Now software engineering majors Hyeonu Ju ’23, Nylayah Jones ’23, Tyler Seliber ’23, Francesca Severino ’23 and Mehrab Syed ’23 may have built a better way. 

Their iPhone app, GuiDAR, helps augment a cane’s tactile feedback as the user walks with radar-like feedback — except it’s more detailed than that of a radar. The app uses alate-generation iPhone’s onboard LIDAR scanner to virtually map changing walkway surfaces and street environments, sending audible and haptic warnings to users about (literal) pitfalls and other potential dangers. 

SSE professor Lu Xiao advises the team.

Prototype boat with its hull split into a "V" shape in Stevens' Davidson Lab wave tank


4. The Transformer-like ocean hoover

The ocean knows trash. Huge floating plastic rafts loom out there in the deep blue, one of them three times as big as France. Sacre bleu. Marine mammals and birds frequently get tangled in that junk (yikes) or even eat it (yuck). 

But a trio of Stevens students, under the tutelage of professor Raju Datla, are on the case. Carter Pomponio ’23, Esha Talur ’23 and Liam Walker ’23 are designing and testing iterations of a boat that cruises out to sea, then — when it encounters a pile of that cruddy garbage — splits open at the push of a button into a giant, 60-degree “V” that hoovers up the trash and pushes it safely back to shore where it can be disposed of or recycled.

Coolio.

Screen shot of a face in a concussion detector designed by Stevens students

5. The visionary concussion detector

It's often difficult to tell the difference between a mild bump on a child’s head — at a playground, during a game — and a more serious issue that warrants immediate medical attention. 
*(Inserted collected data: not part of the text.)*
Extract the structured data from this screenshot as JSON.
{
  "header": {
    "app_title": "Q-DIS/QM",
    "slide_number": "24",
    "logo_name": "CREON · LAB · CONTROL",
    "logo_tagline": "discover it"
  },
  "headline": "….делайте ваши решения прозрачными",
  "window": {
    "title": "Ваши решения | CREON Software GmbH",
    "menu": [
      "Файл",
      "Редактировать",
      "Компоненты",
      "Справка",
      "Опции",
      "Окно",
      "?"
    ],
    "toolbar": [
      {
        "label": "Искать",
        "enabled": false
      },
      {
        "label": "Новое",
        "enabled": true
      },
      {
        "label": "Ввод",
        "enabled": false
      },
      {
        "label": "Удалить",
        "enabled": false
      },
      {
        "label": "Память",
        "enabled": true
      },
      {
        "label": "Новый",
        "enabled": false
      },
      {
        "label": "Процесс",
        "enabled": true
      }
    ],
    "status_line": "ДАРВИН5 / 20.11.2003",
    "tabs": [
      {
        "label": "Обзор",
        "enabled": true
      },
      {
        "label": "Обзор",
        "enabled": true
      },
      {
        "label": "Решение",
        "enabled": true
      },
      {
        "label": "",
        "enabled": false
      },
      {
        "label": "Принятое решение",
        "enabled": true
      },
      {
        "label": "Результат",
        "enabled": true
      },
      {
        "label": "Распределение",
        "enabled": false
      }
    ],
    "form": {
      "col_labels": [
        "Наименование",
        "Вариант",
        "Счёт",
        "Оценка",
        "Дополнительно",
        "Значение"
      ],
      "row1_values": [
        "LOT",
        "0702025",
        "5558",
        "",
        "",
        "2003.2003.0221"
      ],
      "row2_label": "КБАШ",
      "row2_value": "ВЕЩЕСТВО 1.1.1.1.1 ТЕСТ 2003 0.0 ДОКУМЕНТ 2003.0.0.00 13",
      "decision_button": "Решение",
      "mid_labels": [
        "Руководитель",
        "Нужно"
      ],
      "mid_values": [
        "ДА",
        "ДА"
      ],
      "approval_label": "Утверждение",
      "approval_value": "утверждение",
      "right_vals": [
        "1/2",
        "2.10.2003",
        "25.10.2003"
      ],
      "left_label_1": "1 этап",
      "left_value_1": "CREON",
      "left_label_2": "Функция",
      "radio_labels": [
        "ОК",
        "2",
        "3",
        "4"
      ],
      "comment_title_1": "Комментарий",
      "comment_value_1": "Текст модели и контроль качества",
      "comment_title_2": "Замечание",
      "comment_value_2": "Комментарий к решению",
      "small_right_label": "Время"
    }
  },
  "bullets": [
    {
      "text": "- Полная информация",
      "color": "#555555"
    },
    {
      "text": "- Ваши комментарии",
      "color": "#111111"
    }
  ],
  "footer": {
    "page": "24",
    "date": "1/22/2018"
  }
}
A four-member Stevens student team of biomedical engineers wants to help make that quick assessment more scientific. 

Their proposed system, called Eye-Q, uses a portable screen and video camera to capture, track and measure subtle movements of the pupils in our eyes. Eye-Q's software then instantly analyzes those movements, which can indicate a mild concussion has possibly taken place, and gives a recommendation about whether the person should continue activity or not. The device is small and quickly attaches to a person's shoulders with included straps.

Biomedical engineering department chair Jennifer Kang-Mieler advises the team of Jessica Kaiser ‘23, Matt Del Rosario ‘23, Bisma Bhatti ‘23 and Omar El Sayed ‘23.

Illustration of a horizontal, crab-like robot designed by Stevens students to crawl through rough terrain and search for lost hikers

6. The Bear Grylls search-and-rescue robot

Every year, travelers in remote mountains and other natural areas become disoriented, lost or injured — even sometimes perish — when rescuers can’t locate them in time to help. 

To assist, seniors Michael Arndt ’23, Amanda Clemente ’23, Catherine Duphiney ’23, Brian Martinez ’23 and Junseok Oh ’23 propose a novel solution. They’re prototyping an articulated robot that can autonomously walk, climb, swing and crawl through rough backcountry in any kind of weather, searching for signs of life using camera subsystems — then ping rescue teams with the precise location of an emergency when it finds someone.

Real talk, the bot looks more like a huge bionic crab on wheels than the Bionic Man running down the bad guys. But it gets the job done. (This is Stevens; what did you expect?) Professor Long Wang advises the team.